The Mudcat Café TM
Thread #146992   Message #3405530
Posted By: Owen Woodson
16-Sep-12 - 05:59 AM
Thread Name: Folklore: A. B. Lord Centenary Today
Subject: RE: Folklore: A. B. Lord Centenary Today
Not as such. He collected epics in the Balkans, but you'd be hard pushed nowadays to find many epic singers in East Anglia or the Southern Appalachians.

He did however study Beowulf, which was hardly English language, but which does have some claim to being our only English epic.

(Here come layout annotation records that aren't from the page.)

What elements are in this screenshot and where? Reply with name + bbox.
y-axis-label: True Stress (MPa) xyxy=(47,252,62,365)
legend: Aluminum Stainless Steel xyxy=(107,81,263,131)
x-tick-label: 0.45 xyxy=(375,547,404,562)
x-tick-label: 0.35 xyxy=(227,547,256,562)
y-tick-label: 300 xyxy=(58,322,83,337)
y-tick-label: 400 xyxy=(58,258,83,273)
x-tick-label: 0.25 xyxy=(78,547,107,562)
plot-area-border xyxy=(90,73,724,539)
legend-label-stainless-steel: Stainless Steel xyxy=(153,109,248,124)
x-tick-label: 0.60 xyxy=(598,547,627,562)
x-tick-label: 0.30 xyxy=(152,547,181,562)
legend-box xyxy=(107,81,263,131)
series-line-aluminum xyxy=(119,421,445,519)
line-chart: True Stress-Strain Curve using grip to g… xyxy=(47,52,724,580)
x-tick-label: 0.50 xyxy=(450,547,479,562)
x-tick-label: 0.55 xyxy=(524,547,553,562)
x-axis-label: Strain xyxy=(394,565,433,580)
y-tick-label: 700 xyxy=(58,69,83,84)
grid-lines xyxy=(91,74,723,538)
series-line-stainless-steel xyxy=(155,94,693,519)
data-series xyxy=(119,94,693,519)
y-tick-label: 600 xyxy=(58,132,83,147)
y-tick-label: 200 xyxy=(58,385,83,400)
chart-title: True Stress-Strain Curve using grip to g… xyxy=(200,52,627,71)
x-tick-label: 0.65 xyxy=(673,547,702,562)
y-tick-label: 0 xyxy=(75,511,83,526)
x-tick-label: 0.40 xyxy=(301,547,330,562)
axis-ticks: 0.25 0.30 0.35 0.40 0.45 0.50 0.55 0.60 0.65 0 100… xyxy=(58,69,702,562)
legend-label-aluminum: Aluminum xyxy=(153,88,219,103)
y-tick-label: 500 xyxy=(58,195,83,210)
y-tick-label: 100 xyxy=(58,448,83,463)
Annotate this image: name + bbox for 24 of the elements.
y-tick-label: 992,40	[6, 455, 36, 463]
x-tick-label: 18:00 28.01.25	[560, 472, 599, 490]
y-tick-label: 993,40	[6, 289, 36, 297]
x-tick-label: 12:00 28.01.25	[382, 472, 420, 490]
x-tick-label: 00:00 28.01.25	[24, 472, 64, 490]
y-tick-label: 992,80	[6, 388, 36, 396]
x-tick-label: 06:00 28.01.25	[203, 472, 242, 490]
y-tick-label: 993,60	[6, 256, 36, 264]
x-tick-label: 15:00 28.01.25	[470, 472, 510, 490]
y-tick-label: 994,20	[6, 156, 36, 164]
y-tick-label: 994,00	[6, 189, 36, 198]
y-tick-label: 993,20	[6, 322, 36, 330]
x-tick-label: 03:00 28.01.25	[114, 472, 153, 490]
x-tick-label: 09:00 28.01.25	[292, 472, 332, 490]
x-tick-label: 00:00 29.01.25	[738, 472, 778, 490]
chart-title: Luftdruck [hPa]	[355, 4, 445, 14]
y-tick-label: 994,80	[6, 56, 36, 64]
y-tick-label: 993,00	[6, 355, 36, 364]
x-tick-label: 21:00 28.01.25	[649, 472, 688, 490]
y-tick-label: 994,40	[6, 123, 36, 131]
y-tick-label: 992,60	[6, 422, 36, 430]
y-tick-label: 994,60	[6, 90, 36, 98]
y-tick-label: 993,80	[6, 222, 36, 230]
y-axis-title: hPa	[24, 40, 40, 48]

Also, the oral-formulaic theory has spilled over into many other areas of oral transmission, not the least of which are the ballads. See for instance Peter Burke, Popular Culture in Early Modern Europe; David Buchan, The Ballad and the Folk; and Bill McCarthy, the Ballad Matrix.

But also see The Oral-Formulaic Theory of Balladry - A Rebuttal by Albert B Friedman.

Apologies if any of this is wrong or vague, but epic poetry is not something I've looked into for many years and it's still early morning in the Woodson household.

Just a thought. Millman Parry (Lord's predecessor in oral-formulaic theory) and Lord himself, influenced a number of younger oral epic scholars. But I'm wondering if there's ever been a full discussion of the Parry-Lord thesis, as it's also known. A set of conference papers perhaps.